The videos, scattered across social media and shared among D.C. delivery driver chat groups, are having a chilling effect on the drivers themselves. Some of them have chosen to stop making deliveries in the city.
It has been “five days since working, looking at what to do. And, well, closed down here waiting for things to pass, because I don’t know what to do,” a D.C.-area delivery driver who did not want to be named told NBC News in a voice message in Spanish.
On Sunday afternoon, DeSue said, an area where 15 to 20 delivery drivers typically would be parked out front of his home looking at their phones for their next orders was an empty lot.
“I haven’t seen a driver anywhere in the last two days,” he said.
Some other D.C. residents have noticed the dwindling presence of delivery drivers, as well.
“The number of people who come to pick up orders has diminished,” said Clarissa Vasquez, who works at a restaurant in the Columbia Heights neighborhood. “We are at 4% of the people who come to pick up food.”
Last Thursday, Vasquez witnessed and recorded the arrest of a delivery driver named Josue Mercedes Franco Cerros, who she said would often come by the restaurant to pick up deliveries.

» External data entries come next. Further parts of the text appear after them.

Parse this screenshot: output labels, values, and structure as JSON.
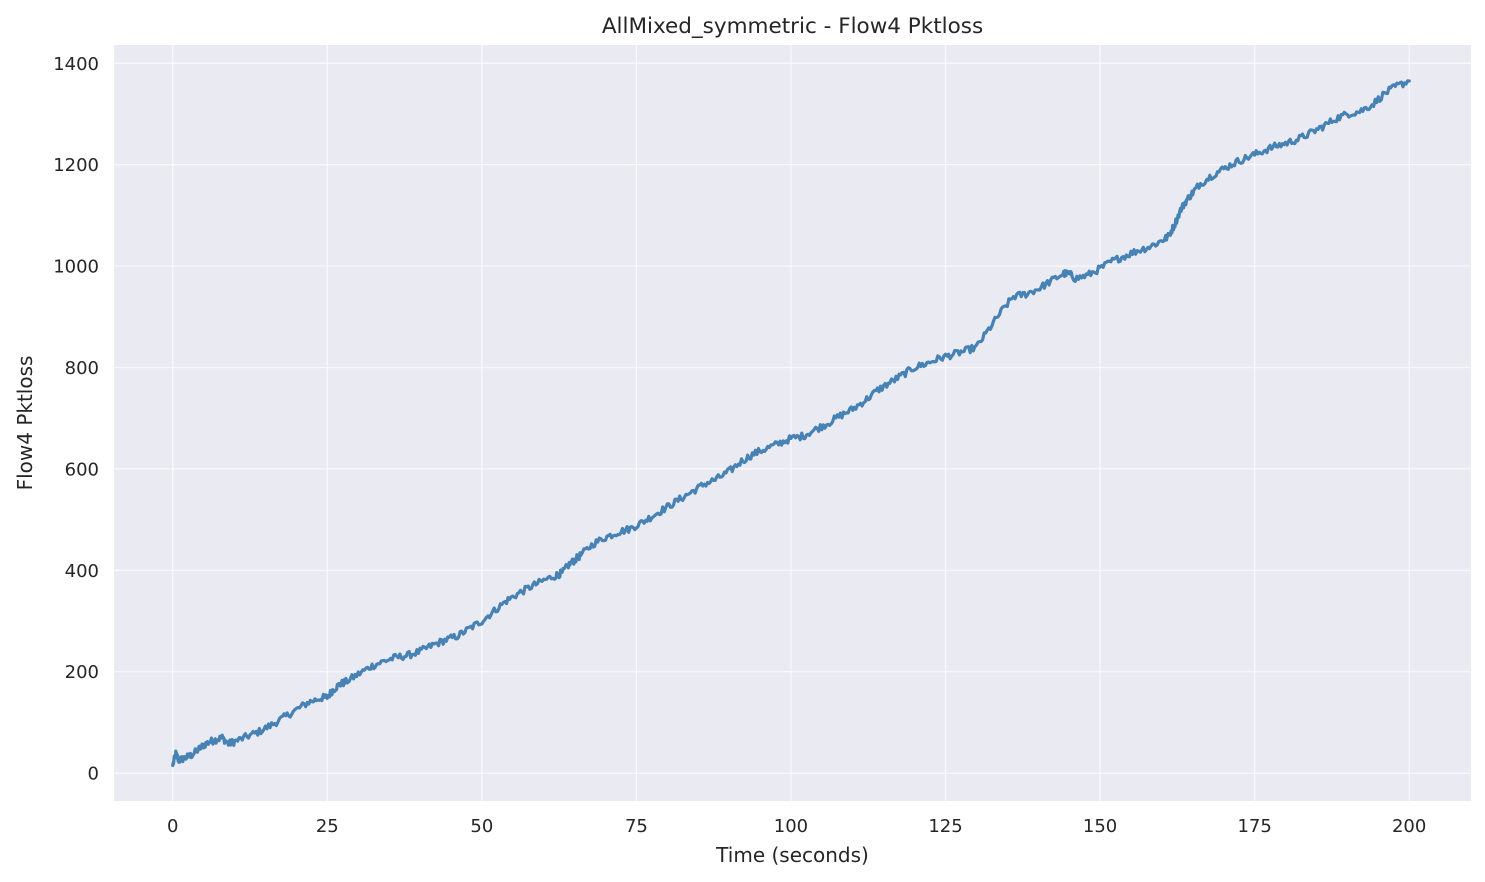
{
  "chart_data": {
    "type": "line",
    "title": "AllMixed_symmetric - Flow4 Pktloss",
    "xlabel": "Time (seconds)",
    "ylabel": "Flow4 Pktloss",
    "xlim": [
      -9.5,
      210
    ],
    "ylim": [
      -55,
      1436
    ],
    "xticks": [
      0,
      25,
      50,
      75,
      100,
      125,
      150,
      175,
      200
    ],
    "yticks": [
      0,
      200,
      400,
      600,
      800,
      1000,
      1200,
      1400
    ],
    "grid": true,
    "legend": "none",
    "colors": {
      "line": "#4682b4",
      "plot_bg": "#eaeaf2",
      "grid": "#ffffff",
      "text": "#262626"
    },
    "series": [
      {
        "x": [
          0,
          0.5,
          1,
          2,
          3,
          4,
          5,
          6,
          7,
          8,
          9,
          10,
          12,
          14,
          16,
          18,
          20,
          22,
          24,
          25,
          26,
          27,
          28,
          30,
          32,
          34,
          36,
          38,
          40,
          42,
          44,
          46,
          48,
          50,
          52,
          54,
          56,
          58,
          60,
          62,
          63,
          64,
          65,
          66,
          68,
          70,
          72,
          74,
          76,
          78,
          80,
          82,
          84,
          86,
          88,
          90,
          92,
          94,
          96,
          98,
          100,
          102,
          104,
          106,
          108,
          110,
          112,
          114,
          116,
          118,
          120,
          122,
          124,
          126,
          128,
          130,
          132,
          134,
          136,
          138,
          140,
          142,
          144,
          145,
          146,
          148,
          150,
          152,
          154,
          156,
          158,
          160,
          161,
          162,
          163,
          164,
          165,
          166,
          168,
          170,
          172,
          174,
          176,
          178,
          180,
          182,
          184,
          186,
          188,
          190,
          192,
          194,
          196,
          198,
          200
        ],
        "y": [
          15,
          38,
          25,
          30,
          35,
          45,
          55,
          62,
          66,
          70,
          58,
          62,
          72,
          82,
          95,
          110,
          125,
          140,
          148,
          150,
          165,
          175,
          180,
          195,
          210,
          220,
          228,
          232,
          240,
          252,
          262,
          270,
          285,
          300,
          320,
          340,
          355,
          368,
          380,
          390,
          395,
          410,
          420,
          430,
          452,
          465,
          475,
          482,
          495,
          510,
          525,
          540,
          555,
          570,
          580,
          595,
          615,
          630,
          640,
          650,
          660,
          665,
          678,
          690,
          705,
          718,
          735,
          755,
          770,
          785,
          800,
          808,
          818,
          825,
          832,
          840,
          875,
          910,
          940,
          945,
          955,
          970,
          985,
          985,
          975,
          982,
          995,
          1010,
          1020,
          1030,
          1038,
          1050,
          1058,
          1080,
          1110,
          1130,
          1145,
          1160,
          1178,
          1192,
          1205,
          1215,
          1225,
          1235,
          1242,
          1250,
          1262,
          1275,
          1290,
          1300,
          1305,
          1318,
          1340,
          1355,
          1365
        ]
      }
    ]
  }
}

“He was in front of the restaurant when I see that there are two policemen and they have him,” Vasquez said. “They didn’t give a single explanation. The police would tell him to lift up his hair because they wanted to take a photo. The guy was nervous, he was in shock, crying, of course, because he was working, and for the police to arrive all of a sudden, anyone would get nervous.”
Cerros, a Honduran national, was eventually taken away by law enforcement. His bike was loaded on a truck with the logo of D.C.’s Metropolitan Police Department on it, according to Vasquez and video obtained by NBC News. Almost a day later, Cerros appeared on the ICE detainee locator database in ICE custody in Virginia, where he remained Monday evening.
Veronica Gonzalez, a friend of Cerros’, said he had been living in the area for at least 10 years and had worked delivery during the day and at a local restaurant at night.
“He never thought that something would happen,” Gonzalez said. “Because all that we saw in the news, I said, ‘Son, you have to be careful.’ And he would say, ‘No, no, I don’t think anything will happen.’”
The Department of Homeland Security did not immediately respond to a request for comment on the detentions of Cerros and Sidi or to a question about whether the detentions of delivery drivers like them are part of a coordinated effort to stop and check the immigration statuses of delivery drivers. The Metropolitan Police Department referred questions to the mayor’s office, which did not immediately respond to request for comment.
Atenas Estrada, a deputy program director with the nonprofit Amica Center for Immigrant Rights in Washington, said that the center is also aware of similar reports about delivery drivers and that such instances can contribute to fear within both undocumented and documented immigrant communities.
“What I am seeing, personally, is widespread fear amongst community members. People, you know, making decisions or avoiding places that they perhaps would not otherwise avoid or leave,” Estrada said.
As for Tyler DeSue, who has since made a series of TikTok videos about Sidi’s arrest, he has decided to temporarily stop using delivery apps out of concern for the drivers.
“I made a video on it, about, you know, stopping using Uber Eats, DoorDash, and I know a lot of friends who stopped using it,” he said.